In a new report out today from the World Resources Institute, researchers took stock of every country’s progress toward peak emissions thus far, and their commitments to peak emissions in the future. “It’s sort of a glass-half-full, glass-half-empty picture,” says David Rich, a senior associate at WRI and co-author of the new study.

Let’s start with the good news, since it’s so rare in climate coverage today. Rich and his co-author, Kelly Levin, reviewed historical emissions and found that the number of countries whose greenhouse gas emissions have already peaked is on the rise. In 1990, 19 countries had already peaked; by 2000, that number had risen to 33, and by 2010 it was 48—including France (which peaked back in 1991), the Netherlands (1996), Australia (2006), and the United States (2007). “Nearly all of the developed countries have already peaked. That’s an encouraging trend,” Rich says. “People may not know that, based on the current rhetoric, but actually [U.S. emissions] did peak 10 years ago. We’ve made a lot of progress, and our economy has grown.”

Even if every nation meets all the commitments in its Paris Agreement pledges, global emissions are still expected to increase between 2020 and 2030.

The team analyzed countries’ future climate pledges under international agreements established in Copenhagen, Cancun, and Paris, and found that another four countries will likely peak by 2020 and then four more by 2030—if they live up to their commitments laid out in INDCs—bringing the total up to 57.*

Still, the total number of countries that have peaked matters less than their share of global emissions. To illustrate: Between 1990 and 2000, the number of countries that peaked grew by 14, but their share of global emissions actually decreased—from 21 percent to 18 percent—over the same period. Sharper emissions cuts by some countries, especially powerhouse emitters, could offset slower peaks by others. By 2010, the 48 countries that had peaked were responsible for 36 percent of global emissions. The countries that have peaked could account for 40 percent of emissions by 2020, and 60 percent by 2030.

Of course, that’s assuming that, despite the Trump administration’s best efforts to revive America’s coal and oil industries and the president’s promise to pull the U.S. from the Paris Agreement, U.S. emissions won’t rebound past the 2007 peak.

If we don’t count the U.S., countries that have peaked would account for just 26 percent of global emissions by 2020, down from 40 percent, and just 46 percent in 2030, down from 60 percent.

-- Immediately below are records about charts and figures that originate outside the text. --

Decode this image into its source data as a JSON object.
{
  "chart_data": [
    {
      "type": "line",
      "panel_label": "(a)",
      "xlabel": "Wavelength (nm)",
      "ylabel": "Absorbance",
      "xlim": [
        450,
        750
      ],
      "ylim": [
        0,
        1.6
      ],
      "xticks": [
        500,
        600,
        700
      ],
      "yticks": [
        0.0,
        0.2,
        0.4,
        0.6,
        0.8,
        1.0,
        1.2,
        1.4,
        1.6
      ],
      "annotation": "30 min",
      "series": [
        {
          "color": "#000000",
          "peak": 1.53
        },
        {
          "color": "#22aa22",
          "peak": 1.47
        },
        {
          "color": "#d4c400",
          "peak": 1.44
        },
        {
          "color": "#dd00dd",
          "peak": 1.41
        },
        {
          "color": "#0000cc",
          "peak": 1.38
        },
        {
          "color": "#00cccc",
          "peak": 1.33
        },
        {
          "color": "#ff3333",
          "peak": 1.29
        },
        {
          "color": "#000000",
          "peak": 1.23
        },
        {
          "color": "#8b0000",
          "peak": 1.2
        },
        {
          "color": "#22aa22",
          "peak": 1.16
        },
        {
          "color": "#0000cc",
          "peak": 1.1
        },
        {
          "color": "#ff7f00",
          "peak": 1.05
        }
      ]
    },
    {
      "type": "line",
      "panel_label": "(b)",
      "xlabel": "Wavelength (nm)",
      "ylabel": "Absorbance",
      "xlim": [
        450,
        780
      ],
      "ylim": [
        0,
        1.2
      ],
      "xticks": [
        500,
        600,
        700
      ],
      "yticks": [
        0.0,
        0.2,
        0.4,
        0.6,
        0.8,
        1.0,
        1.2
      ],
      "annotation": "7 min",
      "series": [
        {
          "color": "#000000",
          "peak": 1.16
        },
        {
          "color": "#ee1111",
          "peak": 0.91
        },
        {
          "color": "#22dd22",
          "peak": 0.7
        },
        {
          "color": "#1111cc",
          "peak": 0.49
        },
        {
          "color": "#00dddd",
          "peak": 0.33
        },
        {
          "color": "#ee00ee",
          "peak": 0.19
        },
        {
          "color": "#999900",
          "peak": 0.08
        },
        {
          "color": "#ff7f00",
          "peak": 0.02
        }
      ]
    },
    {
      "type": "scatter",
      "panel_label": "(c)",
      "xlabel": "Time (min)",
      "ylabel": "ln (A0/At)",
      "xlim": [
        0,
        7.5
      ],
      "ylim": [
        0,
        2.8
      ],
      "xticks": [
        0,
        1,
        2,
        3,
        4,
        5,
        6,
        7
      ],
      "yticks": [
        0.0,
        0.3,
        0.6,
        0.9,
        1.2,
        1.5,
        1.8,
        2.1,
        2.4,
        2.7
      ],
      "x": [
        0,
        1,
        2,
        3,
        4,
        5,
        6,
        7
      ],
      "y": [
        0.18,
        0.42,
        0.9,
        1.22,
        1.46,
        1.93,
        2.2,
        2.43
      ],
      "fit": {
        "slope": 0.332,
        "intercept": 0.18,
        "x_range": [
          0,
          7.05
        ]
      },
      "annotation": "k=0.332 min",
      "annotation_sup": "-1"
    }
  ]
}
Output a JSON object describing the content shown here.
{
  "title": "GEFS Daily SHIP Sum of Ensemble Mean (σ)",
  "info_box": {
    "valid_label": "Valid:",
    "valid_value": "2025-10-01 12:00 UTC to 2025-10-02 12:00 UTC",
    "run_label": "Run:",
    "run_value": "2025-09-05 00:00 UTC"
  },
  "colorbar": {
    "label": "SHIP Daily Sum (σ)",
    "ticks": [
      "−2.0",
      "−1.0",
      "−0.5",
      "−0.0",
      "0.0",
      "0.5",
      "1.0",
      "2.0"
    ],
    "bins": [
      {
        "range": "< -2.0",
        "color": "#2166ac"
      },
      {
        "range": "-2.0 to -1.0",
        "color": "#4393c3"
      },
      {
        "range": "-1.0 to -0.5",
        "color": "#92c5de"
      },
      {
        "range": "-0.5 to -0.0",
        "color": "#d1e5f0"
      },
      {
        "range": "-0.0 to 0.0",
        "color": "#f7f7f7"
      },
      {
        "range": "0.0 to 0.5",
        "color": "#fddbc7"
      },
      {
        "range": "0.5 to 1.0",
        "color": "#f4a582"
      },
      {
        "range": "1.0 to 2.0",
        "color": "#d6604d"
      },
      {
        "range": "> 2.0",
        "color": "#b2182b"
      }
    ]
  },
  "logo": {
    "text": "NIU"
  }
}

Fortunately, that’s an unlikely scenario: Market forces and commitments from state-, county-, and city-level officials are likely to keep U.S. emissions below 2007 levels, according to Rich and Levin.

Now for the bad news: All this progress is still probably not enough to limit warming to less than two degrees over pre-industrial levels. “The global picture is still not good,” Rich says. “Global emissions need to peak in 2020 for what’s called the least-cost likely chance of meeting the two-degree global temperature target, and we’re not on track for that.” Even if every nation meets all the commitments in its Paris Agreement pledges, global emissions are still expected to increase between 2020 and 2030. That doesn’t necessarily mean that the goals of the Paris Agreement are totally out of reach, but it will be a lot harder—not to mention more expensive—to get there. Global emissions can peak later, but it means countries will have to decarbonize faster, and may have to rely on as-yet unproven carbon-capture technologies to limit global warming to safe levels.

And this is where the U.S.’s waffling on climate action could really be a burden. It’s too soon to tell what effect the current administration’s climate policies—or lack thereof—will have on U.S. emissions reductions. But given that the U.S. is second only to China in terms of annual emissions, reneging on its pledge to cut its emissions by another 26 to 28 percent below 2005 levels by 2025 could seriously delay the global emissions peak.

Rich hopes these findings can serve as “another push to ramp up ambition and ramp up mitigation across both developed and developing countries so we can meet the global temperature goal.”

UPDATE—November 2nd, 2017: This post has been updated to reflect fuller data on the number of countries approaching peak emissions.